Rain of Thorns: The main problem with Rain of Thorns is that it just costs way too much for the effect, especially in Peasant. I nicknamed Rain of Thorns as "Into the Mold of Hell" because it usually kills an artifact and a land, much like how Into the Maw of Hell destroyed a creature and a land in Innistrad Limited, and the best-case scenario of destroying three permanents or the versatility mattering won't happen that much. Cards like Creeping Mold, Acidic Slime and even Brutalizer Exarch are much better answers to opposing artifacts and enchantments.
Triumph of Ferocity: This was another card that I overlooked at first, but it's the closest thing to Phyrexian Arena that the Peasant format has. Decks like green-based ramp won't have a hard time triggering the draw on Triumph of Ferocity, and as many writers have pointed out, even having something like a Wall of Roots or an Arbor Elf on an otherwise empty board will draw a card, so most ramp decks will be able to get a few cards from it. The main question is how many cards it'll draw on average in a game -- if it'll end up drawing more cards than something like Harmonize or even Krosan Tusker -- and that is difficult to say. Triumph may end up being a card that is too inconsistent for any cube as it's a poor topdeck and may have an overall weaker effect than a similarly costed draw effect. Much like Elgaud Shieldmate in Peasant cubes, though, it's something that's something to keep an eye on!

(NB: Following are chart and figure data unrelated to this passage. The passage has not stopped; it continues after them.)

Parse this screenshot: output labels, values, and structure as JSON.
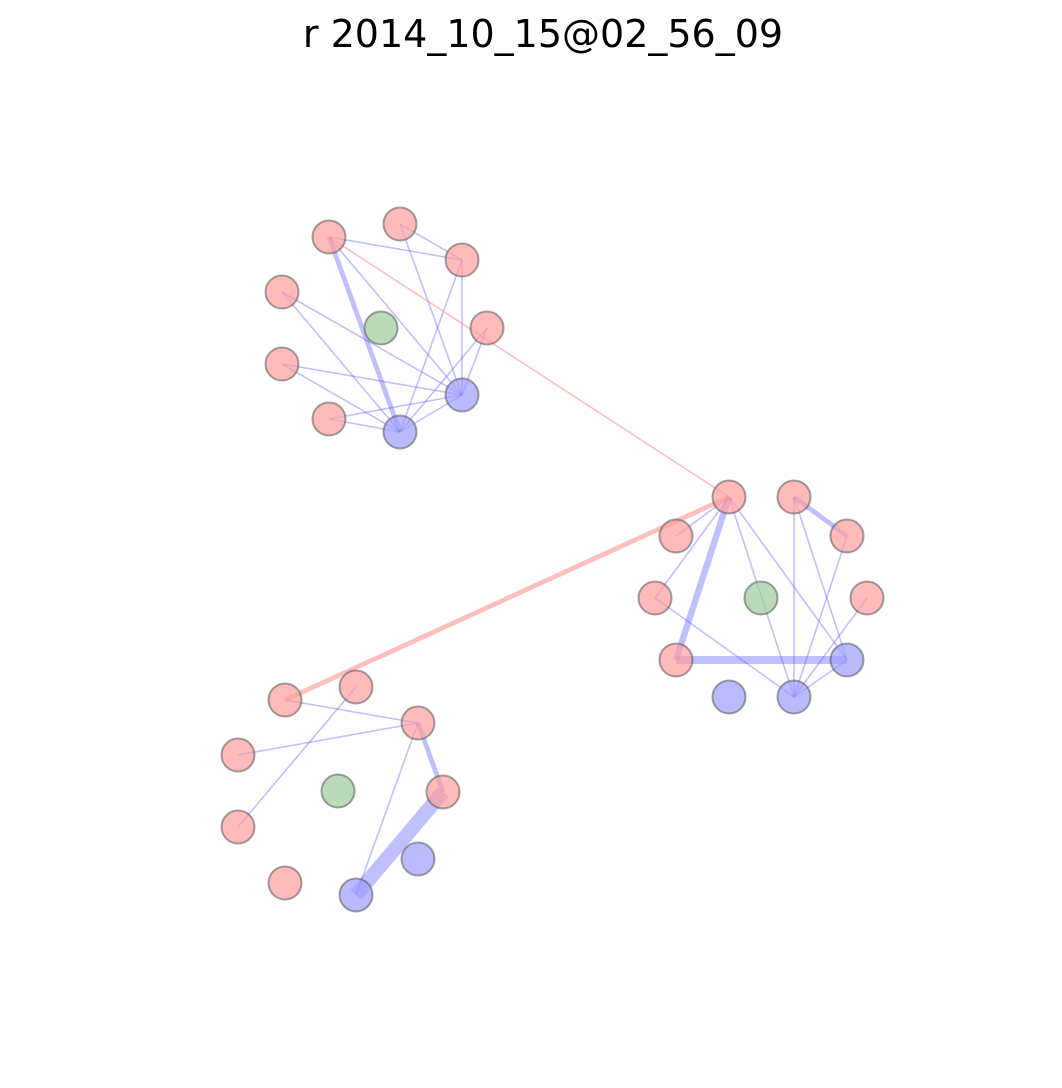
{
  "title": "r 2014_10_15@02_56_09",
  "colors": {
    "red_node": "#ff9c9c",
    "blue_node": "#9c9cff",
    "green_node": "#9ccc9c",
    "blue_edge": "#4a4aff",
    "red_edge": "#ff8a8a",
    "node_stroke": "#555555"
  },
  "graph": {
    "nodes": [
      {
        "id": "a1",
        "color": "red"
      },
      {
        "id": "a2",
        "color": "red"
      },
      {
        "id": "a3",
        "color": "red"
      },
      {
        "id": "a4",
        "color": "red"
      },
      {
        "id": "a5",
        "color": "red"
      },
      {
        "id": "a6",
        "color": "red"
      },
      {
        "id": "a7",
        "color": "red"
      },
      {
        "id": "a8",
        "color": "blue"
      },
      {
        "id": "a9",
        "color": "blue"
      },
      {
        "id": "ag",
        "color": "green"
      },
      {
        "id": "b1",
        "color": "red"
      },
      {
        "id": "b2",
        "color": "red"
      },
      {
        "id": "b3",
        "color": "red"
      },
      {
        "id": "b4",
        "color": "red"
      },
      {
        "id": "b5",
        "color": "red"
      },
      {
        "id": "b6",
        "color": "red"
      },
      {
        "id": "b7",
        "color": "red"
      },
      {
        "id": "b8",
        "color": "blue"
      },
      {
        "id": "b9",
        "color": "blue"
      },
      {
        "id": "b10",
        "color": "blue"
      },
      {
        "id": "bg",
        "color": "green"
      },
      {
        "id": "c1",
        "color": "red"
      },
      {
        "id": "c2",
        "color": "red"
      },
      {
        "id": "c3",
        "color": "red"
      },
      {
        "id": "c4",
        "color": "red"
      },
      {
        "id": "c5",
        "color": "red"
      },
      {
        "id": "c6",
        "color": "red"
      },
      {
        "id": "c7",
        "color": "red"
      },
      {
        "id": "c8",
        "color": "blue"
      },
      {
        "id": "c9",
        "color": "blue"
      },
      {
        "id": "cg",
        "color": "green"
      }
    ],
    "edges": [
      {
        "from": "a1",
        "to": "a3",
        "color": "blue",
        "weight": 1
      },
      {
        "from": "a1",
        "to": "a9",
        "color": "blue",
        "weight": 3
      },
      {
        "from": "a1",
        "to": "a8",
        "color": "blue",
        "weight": 1
      },
      {
        "from": "a2",
        "to": "a3",
        "color": "blue",
        "weight": 1
      },
      {
        "from": "a2",
        "to": "a8",
        "color": "blue",
        "weight": 1
      },
      {
        "from": "a3",
        "to": "a9",
        "color": "blue",
        "weight": 1
      },
      {
        "from": "a3",
        "to": "a8",
        "color": "blue",
        "weight": 1
      },
      {
        "from": "a4",
        "to": "a9",
        "color": "blue",
        "weight": 1
      },
      {
        "from": "a4",
        "to": "a8",
        "color": "blue",
        "weight": 1
      },
      {
        "from": "a5",
        "to": "a9",
        "color": "blue",
        "weight": 1
      },
      {
        "from": "a5",
        "to": "a8",
        "color": "blue",
        "weight": 1
      },
      {
        "from": "a6",
        "to": "a9",
        "color": "blue",
        "weight": 1
      },
      {
        "from": "a6",
        "to": "a8",
        "color": "blue",
        "weight": 1
      },
      {
        "from": "a7",
        "to": "a9",
        "color": "blue",
        "weight": 1
      },
      {
        "from": "a7",
        "to": "a8",
        "color": "blue",
        "weight": 1
      },
      {
        "from": "a9",
        "to": "a8",
        "color": "blue",
        "weight": 1
      },
      {
        "from": "b1",
        "to": "b2",
        "color": "blue",
        "weight": 1
      },
      {
        "from": "b1",
        "to": "b5",
        "color": "blue",
        "weight": 1
      },
      {
        "from": "b1",
        "to": "b7",
        "color": "blue",
        "weight": 4
      },
      {
        "from": "b1",
        "to": "b8",
        "color": "blue",
        "weight": 1
      },
      {
        "from": "b1",
        "to": "b9",
        "color": "blue",
        "weight": 1
      },
      {
        "from": "b3",
        "to": "b4",
        "color": "blue",
        "weight": 3
      },
      {
        "from": "b3",
        "to": "b8",
        "color": "blue",
        "weight": 1
      },
      {
        "from": "b3",
        "to": "b9",
        "color": "blue",
        "weight": 1
      },
      {
        "from": "b4",
        "to": "b8",
        "color": "blue",
        "weight": 1
      },
      {
        "from": "b5",
        "to": "b8",
        "color": "blue",
        "weight": 1
      },
      {
        "from": "b6",
        "to": "b8",
        "color": "blue",
        "weight": 1
      },
      {
        "from": "b7",
        "to": "b9",
        "color": "blue",
        "weight": 5
      },
      {
        "from": "b8",
        "to": "b9",
        "color": "blue",
        "weight": 1
      },
      {
        "from": "c1",
        "to": "c3",
        "color": "blue",
        "weight": 1
      },
      {
        "from": "c2",
        "to": "c5",
        "color": "blue",
        "weight": 1
      },
      {
        "from": "c3",
        "to": "c4",
        "color": "blue",
        "weight": 1
      },
      {
        "from": "c3",
        "to": "c6",
        "color": "blue",
        "weight": 3
      },
      {
        "from": "c3",
        "to": "c8",
        "color": "blue",
        "weight": 1
      },
      {
        "from": "c6",
        "to": "c8",
        "color": "blue",
        "weight": 9
      },
      {
        "from": "a1",
        "to": "b1",
        "color": "red",
        "weight": 1
      },
      {
        "from": "c1",
        "to": "b1",
        "color": "red",
        "weight": 3
      }
    ]
  }
}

Angel's Tomb: Like Kruin Striker, I really want this card to be good as a 3/3 flier for three mana, but unfortunately and unlike the Striker, it's reliant on having creatures come into play to attack. As we've learned through creatures like Mogg Conscripts and Goblin Cohort, although the optimal start for aggressive decks is curving into creatures to help power these creatures out, it doesn't always happen. An upside of it not being a creature during the opponent's turn is that it gets around sorcery speed removal, but there isn't much sorcery-speed mass-removal in Pauper and Peasant aside from the "red wraths" in Peasant like Breath of Darigaaz, Sulfurous Blast, and Whipflare. In that way, it emulates the underrated Chimeric Idol, but the strength of that card was being extremely good after mass removal. Angel's Tomb just isn't.
Vessel of Endless Rest: Finally, the Vessel is an interesting option for Peasant cubes; I've never been a fan of narrow graveyard hosers that have no value against so many decks, but the Vessel is color-fixing with incidental graveyard hate. It's worth considering if your Peasant cube de-emphasizes color-fixing as part of green's identity.
You may have noticed that the last section was pretty short, but unfortunately, a lot of the artifacts don't really do very much for the format, with most being suboptimal tribal support (Scroll of Avacyn and Scroll of Griselbrand), overcosted equipment (Tormentor's Trident), or suboptimal artifact creatures (Narstad Scrapper and Haunted Guardian). Granted, artifact sections in Peasant are pretty tight already and while Pauper artifact sections got a huge boost from Scars of Mirrodin block, there haven't been a ton of good artifacts for the format since. But hey, the rest of the sections for Pauper and Peasant cubes look like they got some nice tools to use!
I hope that you've enjoyed this look at Avacyn Restored for cube and that it's given you some options for your pauper and peasant cubes.
May all of your opening packs contain Sol Rings!